Zurück ins Jahr 1970. Das war eine komische Zeit. Die sechziger Jahre waren nicht nur numerisch vorbei, und die siebziger liessen noch nicht erkennen, was sie an Aufregung, Restauration und schlechtem Geschmack zu bieten haben würden. In diesem Jahr war Dennis Hopper, als Regisseur und Schauspieler mit Easy Rider berühmt geworden und längst eine fixe Grösse auch in der Kunstszene, mit einer großen Fotoausstellung im texanischen Fort Worth Art Center vertreten. Man möchte sich vorstellen, wie sich hier zahnlückige Biker, betrunkene Kunstkritiker und zugedröhnte Hippies trafen, weil sie alle zu Recht dachten, es sei ihre Ausstellung.

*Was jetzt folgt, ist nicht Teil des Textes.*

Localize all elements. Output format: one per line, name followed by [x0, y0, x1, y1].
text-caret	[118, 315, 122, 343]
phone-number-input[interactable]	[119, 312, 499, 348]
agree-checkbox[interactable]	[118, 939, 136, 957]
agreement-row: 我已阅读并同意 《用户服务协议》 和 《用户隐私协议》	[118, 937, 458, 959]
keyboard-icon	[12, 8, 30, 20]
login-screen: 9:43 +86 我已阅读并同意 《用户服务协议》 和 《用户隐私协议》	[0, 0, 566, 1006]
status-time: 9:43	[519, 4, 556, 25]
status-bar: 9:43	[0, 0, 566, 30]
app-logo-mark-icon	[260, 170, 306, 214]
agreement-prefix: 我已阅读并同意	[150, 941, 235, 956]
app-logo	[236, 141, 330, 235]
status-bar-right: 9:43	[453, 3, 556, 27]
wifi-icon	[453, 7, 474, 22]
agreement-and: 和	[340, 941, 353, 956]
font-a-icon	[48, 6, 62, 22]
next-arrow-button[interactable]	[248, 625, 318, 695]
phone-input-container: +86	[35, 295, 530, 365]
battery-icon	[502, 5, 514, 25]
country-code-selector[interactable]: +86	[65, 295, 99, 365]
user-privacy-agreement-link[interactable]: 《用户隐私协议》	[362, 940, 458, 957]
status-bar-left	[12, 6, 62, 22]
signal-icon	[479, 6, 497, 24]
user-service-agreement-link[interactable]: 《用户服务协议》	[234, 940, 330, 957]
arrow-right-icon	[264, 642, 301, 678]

Es war ein großer Erfolg, aber zu dieser Zeit hatte Hopper das Fotografieren auch schon wieder aufgegeben. Nach der Ausstellung waren die 400 Fotografien verpackt worden und verschwanden erst einmal. Hoppers Leben war zu dieser Zeit gerade ein wenig, hm, unstet. Nach seinem Tod im Jahr 2010 wurde die grosse Kiste im Nachlass gefunden, unversehrt, wenn auch mit leichten Altersspuren. Und jetzt wird die Ausstellung des Jahres 1970 sozusagen nachgestellt, einschließlich der kargen und direkten Präsentationsweise, kleine Formate auf Karton, ohne Rahmen und ohne Glas, mit Holzleisten an der Wand befestigt.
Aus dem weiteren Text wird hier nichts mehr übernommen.